Also, note that a static trunk does not provide for redundancy or link
backup. If a port in a static trunk loses its link, the trunk’s total bandwidth is
diminished. Although the traffic carried by the lost link is shifted to one of
the remaining ports in the trunk, the bandwidth remains reduced until the
lost link is re-established or you reconfigure the trunk by adding another
port to it.
General Guidelines
Following are the guidelines for creating a static trunk:
Allied Telesis recommends setting static port trunks
between Allied Telesis networking devices to ensure
compatibility.
A static trunk can contain up to 10 ports.

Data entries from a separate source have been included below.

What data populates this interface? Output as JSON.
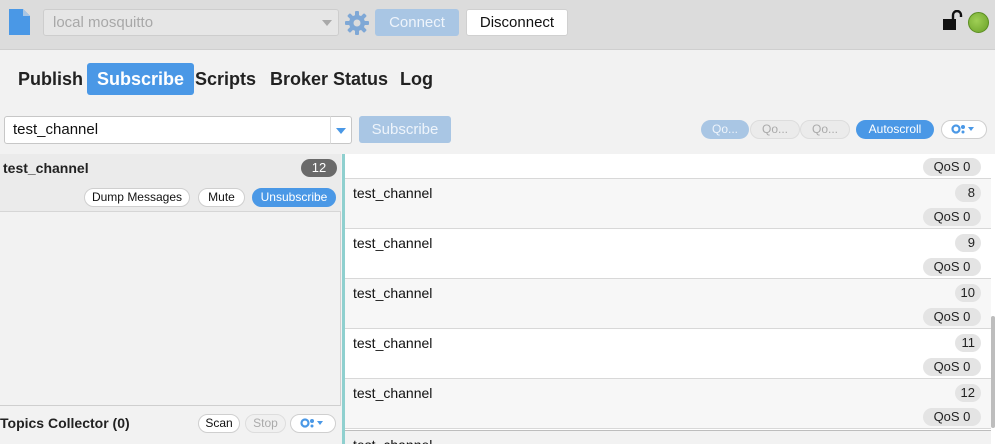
{
  "toolbar": {
    "connection": {
      "value": "local mosquitto"
    },
    "connect_label": "Connect",
    "disconnect_label": "Disconnect",
    "icons": [
      "file-icon",
      "gear-icon",
      "lock-icon",
      "status-dot"
    ],
    "colors": {
      "accent": "#4a98e6",
      "status": "#7ab632"
    }
  },
  "nav": {
    "tabs": [
      {
        "label": "Publish",
        "active": false
      },
      {
        "label": "Subscribe",
        "active": true
      },
      {
        "label": "Scripts",
        "active": false
      },
      {
        "label": "Broker Status",
        "active": false
      },
      {
        "label": "Log",
        "active": false
      }
    ]
  },
  "subscribe": {
    "topic_value": "test_channel",
    "button_label": "Subscribe",
    "qos_options": [
      "Qo...",
      "Qo...",
      "Qo..."
    ],
    "autoscroll_label": "Autoscroll",
    "settings_icon": "gear-dropdown-icon"
  },
  "subscriptions": [
    {
      "topic": "test_channel",
      "count": "12",
      "buttons": {
        "dump": "Dump Messages",
        "mute": "Mute",
        "unsubscribe": "Unsubscribe"
      }
    }
  ],
  "collector": {
    "label": "Topics Collector (0)",
    "scan_label": "Scan",
    "stop_label": "Stop"
  },
  "messages": {
    "top_qos": "QoS 0",
    "items": [
      {
        "topic": "test_channel",
        "number": "8",
        "qos": "QoS 0"
      },
      {
        "topic": "test_channel",
        "number": "9",
        "qos": "QoS 0"
      },
      {
        "topic": "test_channel",
        "number": "10",
        "qos": "QoS 0"
      },
      {
        "topic": "test_channel",
        "number": "11",
        "qos": "QoS 0"
      },
      {
        "topic": "test_channel",
        "number": "12",
        "qos": "QoS 0"
      }
    ],
    "partial_topic": "test_channel"
  }
}
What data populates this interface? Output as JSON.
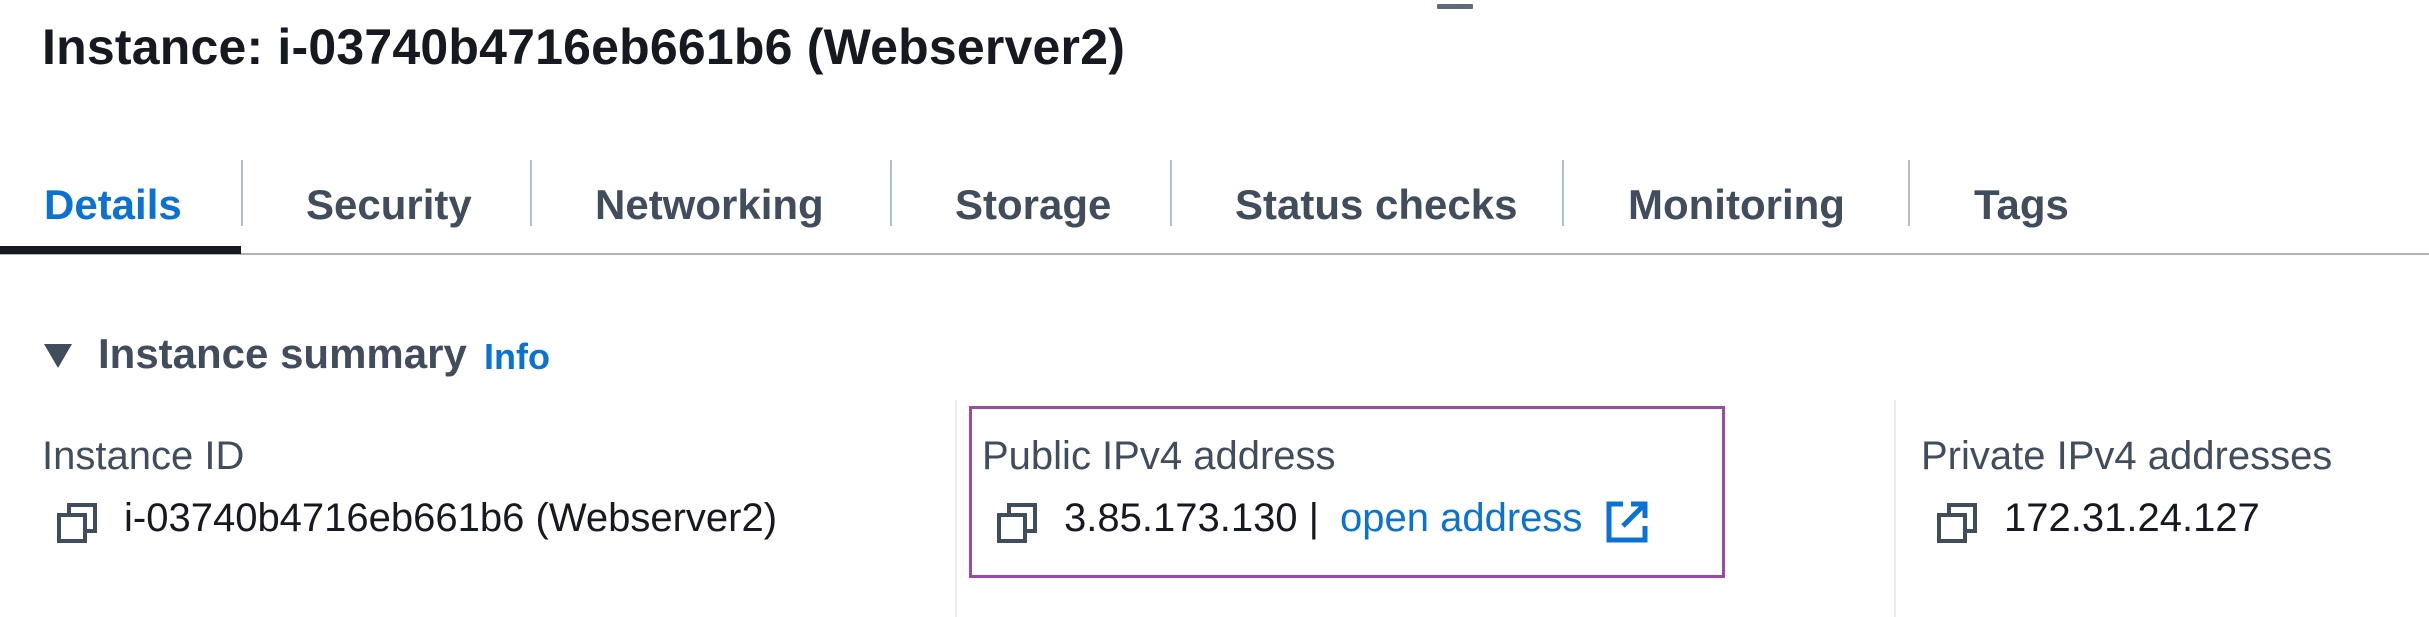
{
  "instance": {
    "title": "Instance: i-03740b4716eb661b6 (Webserver2)"
  },
  "tabs": [
    {
      "label": "Details",
      "active": true
    },
    {
      "label": "Security",
      "active": false
    },
    {
      "label": "Networking",
      "active": false
    },
    {
      "label": "Storage",
      "active": false
    },
    {
      "label": "Status checks",
      "active": false
    },
    {
      "label": "Monitoring",
      "active": false
    },
    {
      "label": "Tags",
      "active": false
    }
  ],
  "summary": {
    "title": "Instance summary",
    "info_label": "Info",
    "instance_id": {
      "label": "Instance ID",
      "value": "i-03740b4716eb661b6 (Webserver2)"
    },
    "public_ipv4": {
      "label": "Public IPv4 address",
      "value": "3.85.173.130 |",
      "link_label": "open address"
    },
    "private_ipv4": {
      "label": "Private IPv4 addresses",
      "value": "172.31.24.127"
    }
  },
  "colors": {
    "accent": "#0972d3",
    "highlight": "#9b4aa6",
    "text": "#16191f",
    "muted": "#414d5c"
  },
  "icons": {
    "copy": "copy-icon",
    "external": "external-link-icon",
    "toggle": "caret-down-icon"
  }
}
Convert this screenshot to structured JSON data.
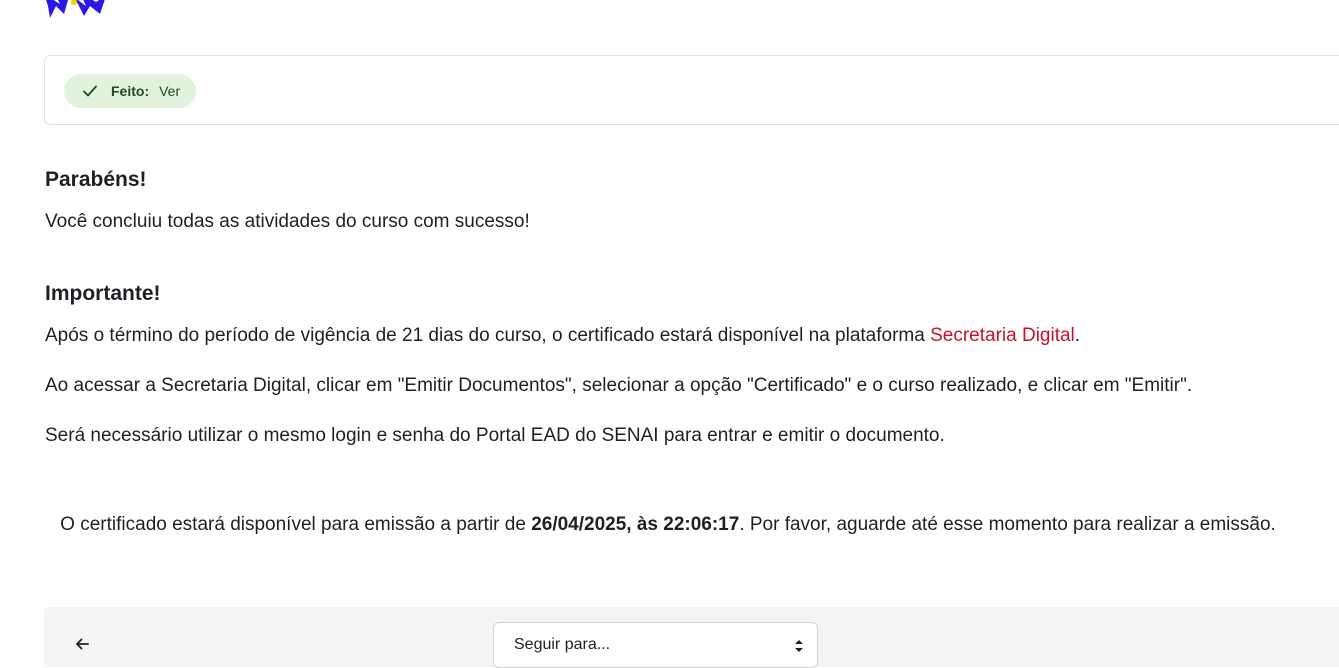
{
  "completion": {
    "status_label": "Feito:",
    "status_value": "Ver"
  },
  "congrats": {
    "title": "Parabéns!",
    "message": "Você concluiu todas as atividades do curso com sucesso!"
  },
  "important": {
    "title": "Importante!",
    "line1_prefix": "Após o término do período de vigência de 21 dias do curso, o certificado estará disponível na plataforma ",
    "line1_link": "Secretaria Digital",
    "line1_suffix": ".",
    "line2": "Ao acessar a Secretaria Digital, clicar em \"Emitir Documentos\", selecionar a opção \"Certificado\" e o curso realizado, e clicar em \"Emitir\".",
    "line3": "Será necessário utilizar o mesmo login e senha do Portal EAD do SENAI para entrar e emitir o documento."
  },
  "availability": {
    "prefix": "O certificado estará disponível para emissão a partir de ",
    "datetime": "26/04/2025, às 22:06:17",
    "suffix": ". Por favor, aguarde até esse momento para realizar a emissão."
  },
  "navigation": {
    "jump_placeholder": "Seguir para..."
  },
  "colors": {
    "link": "#c8102e",
    "badge_bg": "#e2f2dd",
    "footer_bg": "#f4f4f4"
  },
  "icons": {
    "logo": "star-logo-icon",
    "check": "check-icon",
    "back": "arrow-left-icon",
    "caret": "select-caret-icon"
  }
}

The ports of a static trunk must be of the same medium
type. They can be all twisted-pair ports or all fiber optic
ports, but not a combination of the two.
The ports of a trunk can be either consecutive (for
example, Ports 2 through 4) or nonconsecutive (for
example, ports 3, 5, and 7).
Before creating a port trunk, verify that the settings are
the same for all ports in the trunk including speed
(1000/Full), duplex mode, flow control, back pressure
settings and VLAN membership. If these settings are
not the same, then the switch does not allow you to
create the trunk.
Note
When a trunk group is formed with only combo ports as members, all
port members are configured to the forced port mode at 1000/Full.
The trunk ports on the connecting network switch should also be
configured for 1000/Full to insure speed and duplex compatibility
between the switches.
After you have created a port trunk, a change to the
speed, duplex mode, flow control, or back pressure of
any port in the trunk automatically implements the
same change on all the other member ports.